# Lizards > General Geckos >  Got Black (with olive highlights)?

## Kara

Some of the offspring from one of our melanistic Tokay projects.  :Very Happy:

----------


## wildlifewarrior

Whoa those things look great!!!


~mike

----------


## cueball

Wow...just wow :eek: 


Awesome pic of the BEST looking geckos I have ever seen.

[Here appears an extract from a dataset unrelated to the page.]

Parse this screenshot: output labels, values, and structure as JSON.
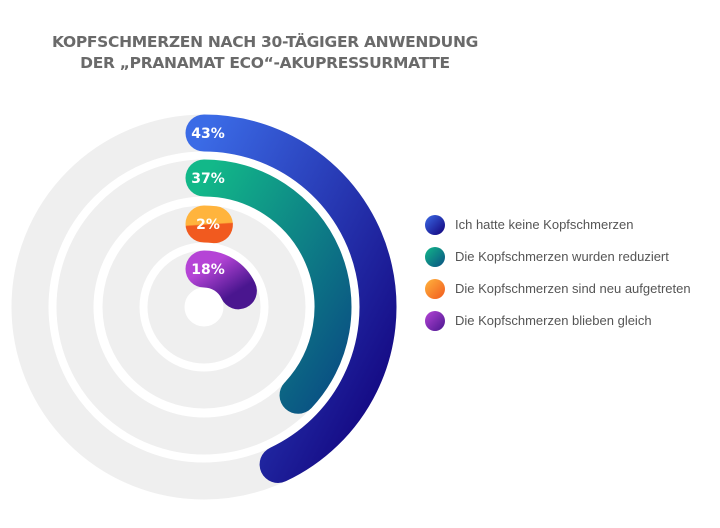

Rangi just got replaced  :Cool:

----------


## Laooda

That's it!   I know your over there with a giant tub of RITT dye... dippin those lil' fellas in ...   :Razz:  

Unreal...  Tooooooo  Kool! :Wink:

----------


## Kara

> That's it!   I know your over there with a giant tub of RITT dye... dippin those lil' fellas in ...


Can't you wait till a thread has *at least* 10 posts before you go givin' away all my secrets?!?!?!!?

SHEESH!   :Roll Eyes (Sarcastic):  

 :Wink: 

K~

----------


## Laooda

> Can't you wait till a thread has *at least* 10 posts before you go givin' away all my secrets?!?!?!!?
> 
> SHEESH!  
> 
> 
> 
> K~


OOps!  My bad!  :eek:    :Wink:

----------


## ZEKESMOM

Those are really awesome :Cool:

----------


## JLC

Thems some crazy lookin' cuties you got there!

----------


## Evan Jamison

Man Kara, what color of tokay don't you guys have?  Those lil' devils are shweet!!

-Evan

----------


## cassandra

I love animals that have perma-devilish grins. =)

----------


## xdeus

Wow, I love black herps!  Those are incredible.   :Sweeet:

----------


## rabernet

Awesome! They are stunning, Kara!

----------


## steveo

One word..............STUNNING!  :Cool:

----------


## Vomitore

Curious ... How are their temperments? Are they like other tokays?

----------


## Kara

> Curious ... How are their temperments? Are they like other tokays?


Pretty darn friendly.  Skittish at first, but we handle all of the Tokays we produce from the time they hatch & they tame down very well.

K~

----------


## Schlyne

I love them  :Smile:

----------